El templo tiene tres naves paralelas, separadas por arcos apuntados doblados sobre pilares octogonales rematados por capiteles desornamentados, muy en el estilo cisterciense que en esa zona del Tajo se desarrolló en aquella época. Las tres naves son de similar altura, y sus muros tallados en buena sillería se rematan por una cornisa apoyada en canecillos, siendo posiblemente la primitiva cubierta de madera, como era común en la época.

Durante el siglo XIV se iniciaron los trabajos para la continuación del templo, que se alzaría grandioso. Duró todo ese siglo, y consistió en el añadido de dos nuevos tramos, el crucero, que sobresalía un tanto de la alineación de las naves, y la cabecera de planta poligonal. Además de otra puerta en el muro norte, de mayor belleza y detalle de ornamentación gótica, que casi siempre estuvo cerrada, y que añade la belleza de un rosetón en el que aparece tallada la Virgen con el Niño.
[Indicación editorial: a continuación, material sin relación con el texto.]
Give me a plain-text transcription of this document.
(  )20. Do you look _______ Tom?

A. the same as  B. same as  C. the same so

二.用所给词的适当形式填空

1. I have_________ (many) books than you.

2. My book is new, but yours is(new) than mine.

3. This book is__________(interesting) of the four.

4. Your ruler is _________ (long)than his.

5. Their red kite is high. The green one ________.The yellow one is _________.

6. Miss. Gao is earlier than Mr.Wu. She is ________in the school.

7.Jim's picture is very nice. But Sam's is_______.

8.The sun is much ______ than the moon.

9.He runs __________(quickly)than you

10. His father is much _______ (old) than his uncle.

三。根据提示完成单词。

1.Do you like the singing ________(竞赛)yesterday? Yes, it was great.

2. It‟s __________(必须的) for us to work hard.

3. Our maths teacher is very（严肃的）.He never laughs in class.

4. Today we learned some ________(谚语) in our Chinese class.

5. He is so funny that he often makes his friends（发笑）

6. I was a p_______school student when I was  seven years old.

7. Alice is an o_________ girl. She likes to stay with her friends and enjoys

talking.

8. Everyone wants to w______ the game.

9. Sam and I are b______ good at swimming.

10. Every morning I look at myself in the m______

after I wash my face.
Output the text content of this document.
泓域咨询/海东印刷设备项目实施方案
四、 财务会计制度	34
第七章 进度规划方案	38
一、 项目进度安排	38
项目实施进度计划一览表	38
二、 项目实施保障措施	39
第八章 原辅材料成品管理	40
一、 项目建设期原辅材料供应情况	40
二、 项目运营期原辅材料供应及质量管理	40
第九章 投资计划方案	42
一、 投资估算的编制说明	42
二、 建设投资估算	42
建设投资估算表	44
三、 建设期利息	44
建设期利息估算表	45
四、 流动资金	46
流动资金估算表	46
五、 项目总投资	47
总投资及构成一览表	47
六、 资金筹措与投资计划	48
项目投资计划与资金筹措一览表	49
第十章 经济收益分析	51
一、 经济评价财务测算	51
Las cubiertas de las naves se hicieron de piedra, tal como nos ha llegado hasta hoy, formadas por arcos cruzados reforzados por un nervio de ligazón. Son impresionantes las columnas adosadas y los racimos de pilares que culminan allá en lo alto con capiteles pulcramente tallados, con hojarasca, algunos detalles naturalistas, animales, pájaros, hombres…

La cabecera es poligonal, formada de vanos altos y estrechos, con un aspecto casi de saeteras; En los fustes de las columnas que los acompañan, vemos anillos a media altura, como hacían los ábsides del siglo XIII, a cuya tradición pertenecen. Adosada al primer cuerpo de esta ampliación se encuentra la capilla del Tremedal, que ofrece de curioso una puerta pequeña decorada en su trasdós con puntas de diamante; la capilla es de planta pentagonal, con cubierta de crucería Y paralela a esta capilla, en el muro norte, se levanta la torre de la “catedral” que es visible desde largos kilómetros a la redonda, como faro de la Fe por la comarca del Infantado. Esta torre es de planta equilátera y se estructura a base de una escalera interior que gira alrededor de un machón central. Maciza en su base, con apenas estrechas saeteras, se remata en dos cuerpos superpuestos con dobles ventanas, cuya tracería y decoración datan ya del siglo XV.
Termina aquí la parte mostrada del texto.